With Nagios, any executable file can be used by Nagios to test a service. Nagios refers to these files as “plugins” and creating your own plugin is as easy as returning some text that describes the state of the service. For example “OK - PING 0% packet loss” or “WARNING - 30% packet loss” then exiting with a code that represents the state the service should be in. 0 indicating “OK”, 1 meaning “WARNING“ or 2 for a “CRITICAL” state.
Once your plugin can do this you can expand your service to take arguments to modify the definition of these states, for example you may decide that 5% packet loss constitutes “CRITICAL” for one service, but another service that exists on a wireless network with a lot of interference should tolerate up to 30% packet loss and continue to be in an “OK” status. You can also have your plugin return another string for generating graphs. The Nagios Plugin Development Guidelines are a fantastic resource for designing and developing your plugins.

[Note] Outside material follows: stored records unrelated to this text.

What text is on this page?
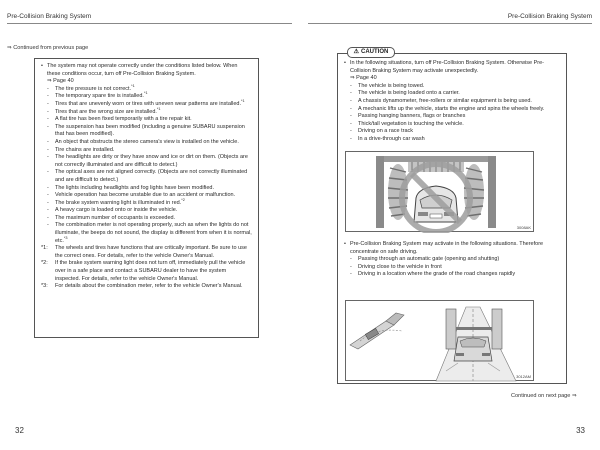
Pre-Collision Braking System	Pre-Collision Braking System
⇒ Continued from previous page
• The system may not operate correctly under the conditions listed below. When these conditions occur, turn off Pre-Collision Braking System.
⇒ Page 40
- The tire pressure is not correct.$^{*1}$
- The temporary spare tire is installed.$^{*1}$
- Tires that are unevenly worn or tires with uneven wear patterns are installed.$^{*1}$
- Tires that are the wrong size are installed.$^{*1}$
- A flat tire has been fixed temporarily with a tire repair kit.
- The suspension has been modified (including a genuine SUBARU suspension that has been modified).
- An object that obstructs the stereo camera's view is installed on the vehicle.
- Tire chains are installed.
- The headlights are dirty or they have snow and ice or dirt on them. (Objects are not correctly illuminated and are difficult to detect.)
- The optical axes are not aligned correctly. (Objects are not correctly illuminated and are difficult to detect.)
- The lights including headlights and fog lights have been modified.
- Vehicle operation has become unstable due to an accident or malfunction.
- The brake system warning light is illuminated in red.$^{*2}$
- A heavy cargo is loaded onto or inside the vehicle.
- The maximum number of occupants is exceeded.
- The combination meter is not operating properly, such as when the lights do not illuminate, the beeps do not sound, the display is different from when it is normal, etc.$^{*3}$
*1: The wheels and tires have functions that are critically important. Be sure to use the correct ones. For details, refer to the vehicle Owner's Manual.
*2: If the brake system warning light does not turn off, immediately pull the vehicle over in a safe place and contact a SUBARU dealer to have the system inspected. For details, refer to the vehicle Owner's Manual.
*3: For details about the combination meter, refer to the vehicle Owner's Manual.
• In the following situations, turn off Pre-Collision Braking System. Otherwise Pre-Collision Braking System may activate unexpectedly.
⇒ Page 40
- The vehicle is being towed.
- The vehicle is being loaded onto a carrier.
- A chassis dynamometer, free-rollers or similar equipment is being used.
- A mechanic lifts up the vehicle, starts the engine and spins the wheels freely.
- Passing hanging banners, flags or branches
- Thick/tall vegetation is touching the vehicle.
- Driving on a race track
- In a drive-through car wash
• Pre-Collision Braking System may activate in the following situations. Therefore concentrate on safe driving.
- Passing through an automatic gate (opening and shutting)
- Driving close to the vehicle in front
- Driving in a location where the grade of the road changes rapidly
⚠ CAUTION
3008AK
3012AM
Continued on next page ⇒
32	33
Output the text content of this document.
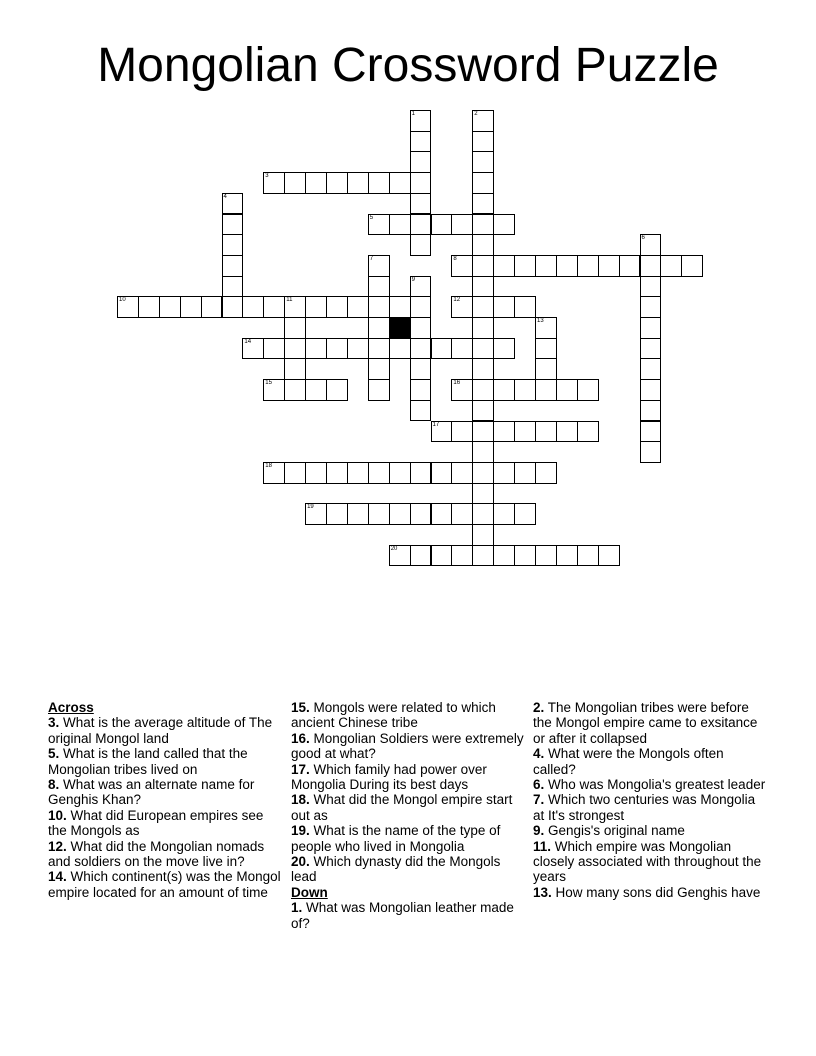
Mongolian Crossword Puzzle
1	2
3
4
5
6
7	8
9
10	11	12
13
14
15	16
17
18
19
20
Across
3. What is the average altitude of The original Mongol land
5. What is the land called that the Mongolian tribes lived on
8. What was an alternate name for Genghis Khan?
10. What did European empires see the Mongols as
12. What did the Mongolian nomads and soldiers on the move live in?
14. Which continent(s) was the Mongol empire located for an amount of time
15. Mongols were related to which ancient Chinese tribe
16. Mongolian Soldiers were extremely good at what?
17. Which family had power over Mongolia During its best days
18. What did the Mongol empire start out as
19. What is the name of the type of people who lived in Mongolia
20. Which dynasty did the Mongols lead
Down
1. What was Mongolian leather made of?
2. The Mongolian tribes were before the Mongol empire came to exsitance or after it collapsed
4. What were the Mongols often called?
6. Who was Mongolia's greatest leader
7. Which two centuries was Mongolia at It's strongest
9. Gengis's original name
11. Which empire was Mongolian closely associated with throughout the years
13. How many sons did Genghis have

We had considered adding support for UPS monitoring in our current solution; however, it would have required significant modification. With Nagios' plugin system it was easy to write a plugin in Python that accomplishes this.
Our current solution will generate a message for all developers for any failed test, regardless of the time or whose responsibility that service is. This isn't only a nuisance, it could be a real problem if a real issue's notification was missed because it faded into the background of false-positive checks.
Nagios has the ability to send notifications to a specific person (or group of people) first, giving them the chance to acknowledge the problem or fix it. If a set number of checks fail without the problem being acknowledged in the web portal, Nagios can escalate the issue to a different user or group. This is fantastic for someone who is responsible for a large number of services.
Nagios can also take defined work hours or holidays into consideration before sending alerts. For a service that is not mission critical, like a build server, alerts may not need to be sent right away; however, for a UPS we could choose be notified 24/7 if it were to switch to battery power.
Sometimes network issues can cause a number of services to be unreachable and it would be incorrect to log those services as “down”. Not only would this spoil data used to generate reports, it would make identifying the root of a problem difficult when you are being faced with a massive number of failed services. Nagios lets us handle these situations by recording how we reach these devices. This way when the switch that lets us talk to a web server or the Pi that is monitoring our UPS hardware goes down, the devices on the other side are listed in a special “UNREACHABLE” state. A quick look at Nagios' network map would reveal the source of such a problem.
Unlike our current solution, Nagios cannot be configured through its default web interface. We had decided that this was not really a problem because of how infrequent changes would need to be made. In addition, our build script allows updating the configuration of a live container; which is useful because restarting Nagios introduces undesirable artifacts into the event log.
Another apparent downside was that we would need to manage new credentials for Nagios. The web interface that comes with Nagios 3 uses HTTP Basic Authentication to sign in, that would send usernames and passwords in the clear. While I was trying to think of a better way, during a daily stand-up meeting Mark, my co-worker, had mentioned how he had implemented OAuth authentication in another project.
This inspired me to research implementing OAuth in Nagios. While researching how I could accomplish this, I quickly came across oauth2_proxy, a project by bitly. This project can handle authenticating a user before forwarding them to a specified upstream web address. I was able to quickly configure it to be the only method of reaching the Nagios 3 web interface and to login on a user's behalf.
It would appear that Nagios is able to surpass our current solution in nearly every way and it also gave us some services that we didn't even know that we wanted! We now have both Nagios and our own service running until we are confident that Nagios will completely meet all of our needs. I am confident that this is going to be a useful tool for us here at TrustPoint Innovation. If you don't already have a monitoring solution, or if you find that the one you have today isn't easily extendable, I would highly recommend that you try Nagios.